Here are some steps to take if you have any of these common ailments:What to look for and avoidThe best way to get tested for any of the common ailments is by going to a veterinary emergency group, such as the American Pet Products Association’s Veterinary Emergency Centers.
There, vets can ask the person to fill out a questionnaire about their symptoms, symptoms history, medical history and vaccination history.
You can also call the CDC at 1-800-CDC-INFO for more information.
The CDC has also created a website, Veterinary Emergency Alerts, where you can find the latest information about common cold and flu symptoms and how to get vaccinated.
The website also has a section that includes tips on how you can protect yourself in case you have to travel.
Here are a few tips to get you started:If you or a loved one has been diagnosed with a common condition, make sure to call your veterinarian and get tested.
Get a flu vaccine as soon as you’re sure your symptoms are clear.
Talk to your doctor about the right antibiotics for your situation.

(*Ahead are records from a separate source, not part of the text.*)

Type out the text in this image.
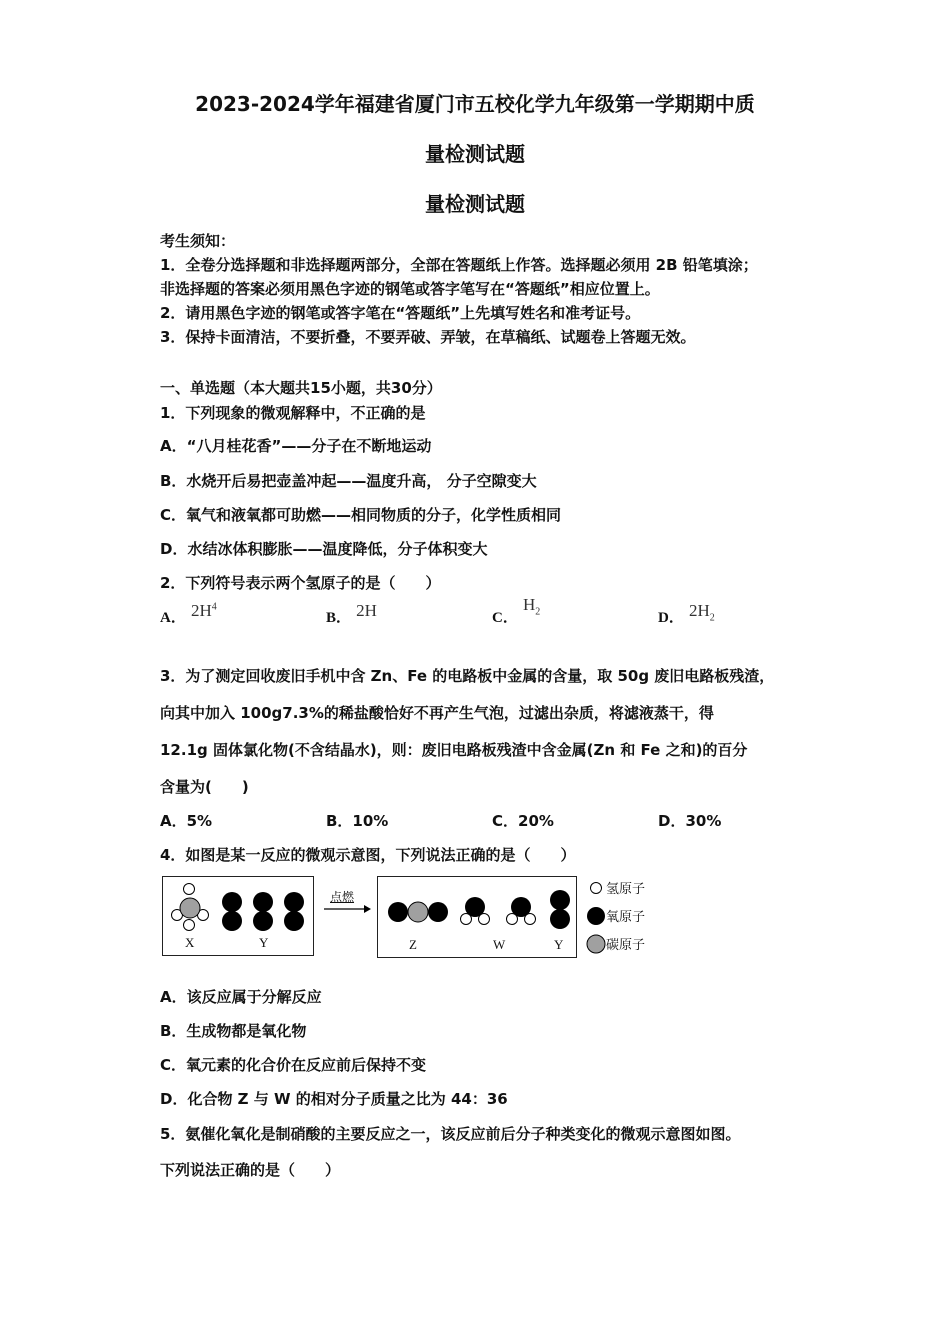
2023-2024学年福建省厦门市五校化学九年级第一学期期中质
量检测试题
量检测试题
考生须知：
1．全卷分选择题和非选择题两部分，全部在答题纸上作答。选择题必须用 2B 铅笔填涂；
非选择题的答案必须用黑色字迹的钢笔或答字笔写在“答题纸”相应位置上。
2．请用黑色字迹的钢笔或答字笔在“答题纸”上先填写姓名和准考证号。
3．保持卡面清洁，不要折叠，不要弄破、弄皱，在草稿纸、试题卷上答题无效。
一、单选题（本大题共15小题，共30分）
1．下列现象的微观解释中，不正确的是
A．“八月桂花香”——分子在不断地运动
B．水烧开后易把壶盖冲起——温度升高， 分子空隙变大
C．氧气和液氧都可助燃——相同物质的分子，化学性质相同
D．水结冰体积膨胀——温度降低，分子体积变大
2．下列符号表示两个氢原子的是（　　）
A． $2H^4$
B． 2H	C． $H_2$	D． $2H_2$
3．为了测定回收废旧手机中含 Zn、Fe 的电路板中金属的含量，取 50g 废旧电路板残渣，
向其中加入 100g7.3%的稀盐酸恰好不再产生气泡，过滤出杂质，将滤液蒸干，得
12.1g 固体氯化物(不含结晶水)，则：废旧电路板残渣中含金属(Zn 和 Fe 之和)的百分
含量为(　　)
A．5%	B．10%	C．20%	D．30%
4．如图是某一反应的微观示意图，下列说法正确的是（　　）
X	Y
点燃
Z	W	Y
氢原子
氧原子
碳原子
A．该反应属于分解反应
B．生成物都是氧化物
C．氧元素的化合价在反应前后保持不变
D．化合物 Z 与 W 的相对分子质量之比为 44：36
5．氨催化氧化是制硝酸的主要反应之一，该反应前后分子种类变化的微观示意图如图。
下列说法正确的是（　　）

It can be a good idea to have one in your pet’s diet and in their medicine cabinet, according the CDC.
If you can’t get it from a veterinarian, your vet will prescribe the right one.
Be prepared to talk about your health.
Make sure to ask for the right information and follow the advice of your veterinarian.
Talk about the symptoms with your pet if you are able, but be careful not to say too much or to make too much of what you’re experiencing.
Don’t take on too much responsibility.
Be patient and respectful with your pets, according these CDC guidelines.
Be careful with the medication you’re taking.
If your pet has any medical conditions that make them more likely to be contagious, it might be best to wait until you have tested for the condition.
You might need to see your vet for additional testing or treatment.
Keep your pets away from other pets, especially if you know they have symptoms.
You also might want to stay away from children and pets younger than 6 years old.